StateWORKS Newsletter 1/05
Topics:
1. Welcome
I hope you have entered the New Year in a good health and full hopes for the 2005. I and my partners will continue to supply you information about finite state machines and particularly about the specification tools and execution environment - StateWORKS. Today I would like to discuss a topic: a flowchart versus a state machine. As it seems sometimes to be a problem to distinguish the two concepts I have written about it in the newsletter and also a technical note.
Regards
F. Wagner
2. Flowchart is not a state machine
We tend to overuse things that we have learnt. We observe that phenomenon for instance when using a programming language. After some time, when we have become highly skilled experts in the programming language we can overuse it. On the one hand we can be proud of our intelligence but on the other hand there can be drawbacks: the constructs of a language are used in a way that was never intended. A good example is the C programming language which is held responsible for some of the worst software catastrophes. The problem is that the inventors never imagined that C would be used to write such large programs in the way we do. The careless use of pointers which point "unexpectedly" somewhere strange can be a primary example.

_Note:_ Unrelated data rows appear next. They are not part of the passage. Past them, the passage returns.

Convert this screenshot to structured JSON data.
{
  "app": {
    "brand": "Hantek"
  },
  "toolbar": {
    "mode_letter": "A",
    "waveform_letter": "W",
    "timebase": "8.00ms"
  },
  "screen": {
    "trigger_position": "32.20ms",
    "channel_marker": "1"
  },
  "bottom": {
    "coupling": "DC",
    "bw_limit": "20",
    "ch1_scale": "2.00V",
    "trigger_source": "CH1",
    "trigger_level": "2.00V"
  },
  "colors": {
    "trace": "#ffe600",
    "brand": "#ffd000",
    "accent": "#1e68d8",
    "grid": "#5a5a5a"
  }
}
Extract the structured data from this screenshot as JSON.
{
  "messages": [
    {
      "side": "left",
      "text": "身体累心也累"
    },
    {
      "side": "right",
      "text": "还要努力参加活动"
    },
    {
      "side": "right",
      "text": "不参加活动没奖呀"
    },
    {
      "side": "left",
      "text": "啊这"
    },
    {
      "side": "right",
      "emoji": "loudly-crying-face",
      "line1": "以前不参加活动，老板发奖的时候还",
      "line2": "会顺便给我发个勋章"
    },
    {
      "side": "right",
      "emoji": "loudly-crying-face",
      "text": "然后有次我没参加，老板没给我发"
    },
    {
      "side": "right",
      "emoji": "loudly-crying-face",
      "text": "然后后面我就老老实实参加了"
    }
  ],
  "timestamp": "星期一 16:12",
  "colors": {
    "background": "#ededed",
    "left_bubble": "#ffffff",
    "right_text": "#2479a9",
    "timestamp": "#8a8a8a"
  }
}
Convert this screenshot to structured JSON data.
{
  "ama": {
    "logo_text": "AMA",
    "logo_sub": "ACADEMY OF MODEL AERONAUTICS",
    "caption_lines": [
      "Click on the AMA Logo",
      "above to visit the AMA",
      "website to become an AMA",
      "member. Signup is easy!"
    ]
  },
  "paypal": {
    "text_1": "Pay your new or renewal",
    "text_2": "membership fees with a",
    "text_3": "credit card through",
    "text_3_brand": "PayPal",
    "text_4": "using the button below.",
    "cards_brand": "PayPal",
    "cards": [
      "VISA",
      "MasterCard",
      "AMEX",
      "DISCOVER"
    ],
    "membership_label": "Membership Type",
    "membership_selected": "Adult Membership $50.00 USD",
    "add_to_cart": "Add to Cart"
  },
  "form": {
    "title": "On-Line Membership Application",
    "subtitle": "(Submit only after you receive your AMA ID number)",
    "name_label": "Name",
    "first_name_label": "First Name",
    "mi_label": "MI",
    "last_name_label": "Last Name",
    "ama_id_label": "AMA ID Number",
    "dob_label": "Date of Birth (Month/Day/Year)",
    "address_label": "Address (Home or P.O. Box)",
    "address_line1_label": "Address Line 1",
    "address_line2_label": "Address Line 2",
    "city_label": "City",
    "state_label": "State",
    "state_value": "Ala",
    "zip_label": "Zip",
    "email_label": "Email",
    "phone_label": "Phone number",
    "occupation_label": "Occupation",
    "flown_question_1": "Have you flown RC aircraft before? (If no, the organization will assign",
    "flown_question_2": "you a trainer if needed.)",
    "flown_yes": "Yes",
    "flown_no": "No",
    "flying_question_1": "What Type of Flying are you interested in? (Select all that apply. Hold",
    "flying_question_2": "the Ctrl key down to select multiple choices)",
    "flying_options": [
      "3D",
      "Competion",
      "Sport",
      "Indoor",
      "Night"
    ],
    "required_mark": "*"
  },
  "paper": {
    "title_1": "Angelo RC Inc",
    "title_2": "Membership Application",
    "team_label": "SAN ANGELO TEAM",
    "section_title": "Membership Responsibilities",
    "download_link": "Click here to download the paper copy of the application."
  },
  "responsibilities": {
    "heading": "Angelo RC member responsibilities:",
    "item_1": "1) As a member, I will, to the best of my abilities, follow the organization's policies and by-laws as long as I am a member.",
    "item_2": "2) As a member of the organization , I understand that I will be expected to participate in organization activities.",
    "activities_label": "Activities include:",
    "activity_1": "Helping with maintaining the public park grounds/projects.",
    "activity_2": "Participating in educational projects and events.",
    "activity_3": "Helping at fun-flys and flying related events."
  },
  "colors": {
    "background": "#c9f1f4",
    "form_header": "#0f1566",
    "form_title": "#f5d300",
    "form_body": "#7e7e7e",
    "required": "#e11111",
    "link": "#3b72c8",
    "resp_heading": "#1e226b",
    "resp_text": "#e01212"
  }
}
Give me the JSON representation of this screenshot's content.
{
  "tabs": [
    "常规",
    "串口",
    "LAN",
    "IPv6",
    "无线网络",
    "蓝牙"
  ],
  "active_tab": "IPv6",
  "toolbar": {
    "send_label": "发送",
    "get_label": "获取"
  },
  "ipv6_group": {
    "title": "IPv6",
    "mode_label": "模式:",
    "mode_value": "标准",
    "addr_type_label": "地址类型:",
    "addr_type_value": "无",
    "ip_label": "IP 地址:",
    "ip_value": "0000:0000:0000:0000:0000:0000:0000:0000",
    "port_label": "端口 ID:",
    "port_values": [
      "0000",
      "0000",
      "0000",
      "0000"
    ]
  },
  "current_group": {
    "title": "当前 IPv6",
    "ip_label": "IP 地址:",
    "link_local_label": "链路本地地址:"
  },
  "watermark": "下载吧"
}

A flowchart has experienced a similar effect: it is a good tool for certain purposes but it does not mean that it is always ideal for describing a complex control system. And if we use it for that purpose (because we know it) it does not mean that a flowchart is suddenly becoming equivalent to a finite state machine. In fact, we know that flowchart and a state machine are two different things but we have sometimes difficulty to explain our feeling. Details of that controversy can be found in a technical note A Flowchart is not a State Machine". I hope that that note will help to show those concepts in a proper perspective.